The Webcam Clip Art [lalonde-siggraph-asia-09] dataset consists of images from 54 webcams from places all over the world. The images are recorded continuously such that a same scenery is available for different day times, seasons and weather conditions. For each of the 54 regions, we selected randomly 100 sceneries. Example images are provided in Fig. 11.

For the triplet sampling, we chose as positive sample an image from the same location and for the negative sample an image from a different location. Each landscape and building arrangement undergoes unique shadow, illumination and reflection properties. The generalization to unknown places under unknown illumination conditions is thus too demanding to be deduced from a single input image. Hence, we do not provide a test evaluation and report results on training samples only in Fig. 11. The model removes the illumination variations and shadows from the images. Moreover, rivers, oceans and skies as well as beaches are smoothed out. Most of the people and cars are removed and replaced by the actual background of the scenery.

5 Limitations

Our proposed method works well on the training data, which can be sufficient for some applications, when a fixed dataset is available on which some post-processing needs to be done only. Since the generalization to test images can be achieved by a nearest neighbour search, the latter will only be useful for a subset of machine learning tasks. Our method preserves the classes for a given problem formulation, which will be fine for classification and object detection. Although our method preserves even head poses (e.g. Fig. 10) when it is dominantly present in the training images, our approach will likely not preserve complex human poses (e.g. Fig. 6) or detailed facial landmarks, because the body poses and key features are not necessarily preserved by the nearest neighbour search. Future work should try to incorporate constraints such that the poses and landmarks of test samples are preserved as well.
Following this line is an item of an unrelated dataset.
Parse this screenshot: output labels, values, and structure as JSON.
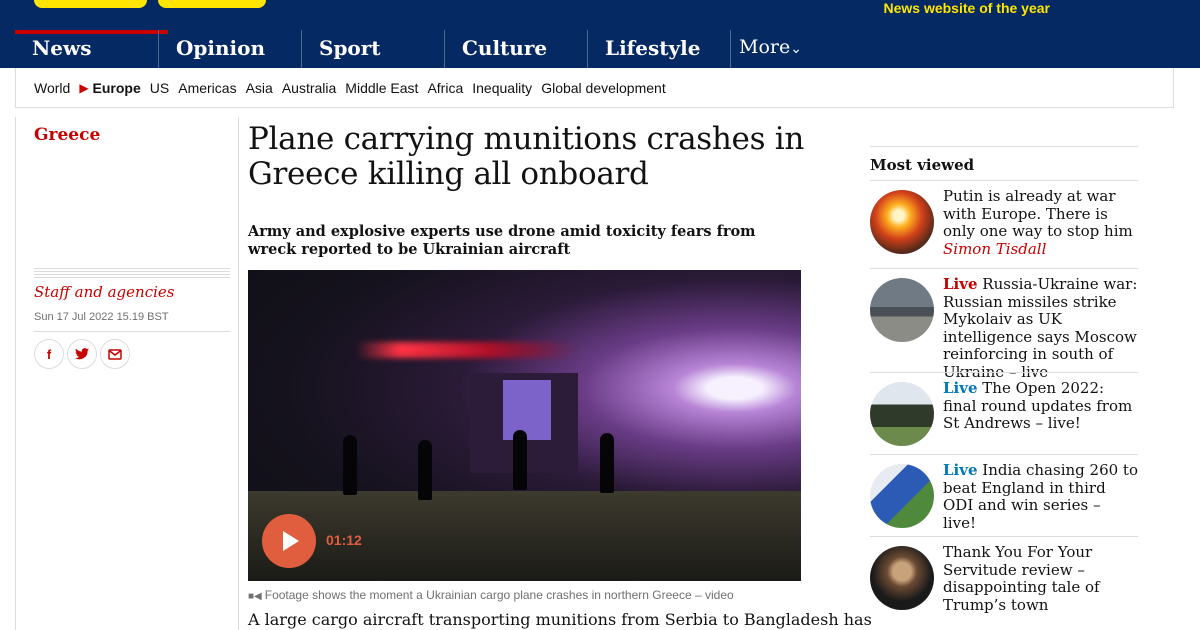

In practise, it will be challenging to record identical sceneries under different lightning conditions. However, as the Extended Yale Face Database B [GeBeKr01] and Webcam Clip Art [lalonde-siggraph-asia-09] dataset have shown, it is also feasible. Since we have highlighted the benefit of the acquisition of said datasets, the investment of recording under similar conditions in practise can be worth for some applications. We believe that future work will develop possibilities to facilitate the data acquisition process. Moreover, the possibility to incorporate images taken for the same scene, but in less perfect conditions, should be explored (e.g. Fig. S1).

6 Conclusion

Our results show the benefit of recording identical sceneries under different lightning and environmental conditions such that unwanted features can be remove by a partially impossible reconstruction loss function: without the need for a ground truth target image. Our method works well for classification and post-processing tasks due to an enhanced nearest neighbour search induced by a triplet loss regularization in the latent space of an encoder-decoder network. We demonstrated the universal applicability of our proposed method, as long as the correct data (i.e. same scenery under different conditions) is available, on three different tasks and datasets. Moreover, our proposed method improves classification accuracy significantly compared to standard encoder-decoder and classification models, even when the latter was a fine-tuned pre-trained model.


The first author is supported by the Luxembourg National Research Fund (FNR) under grant number 13043281. This work was partially funded by the Luxembourg Ministry of the Economy under grant number CVN 18/18/RED.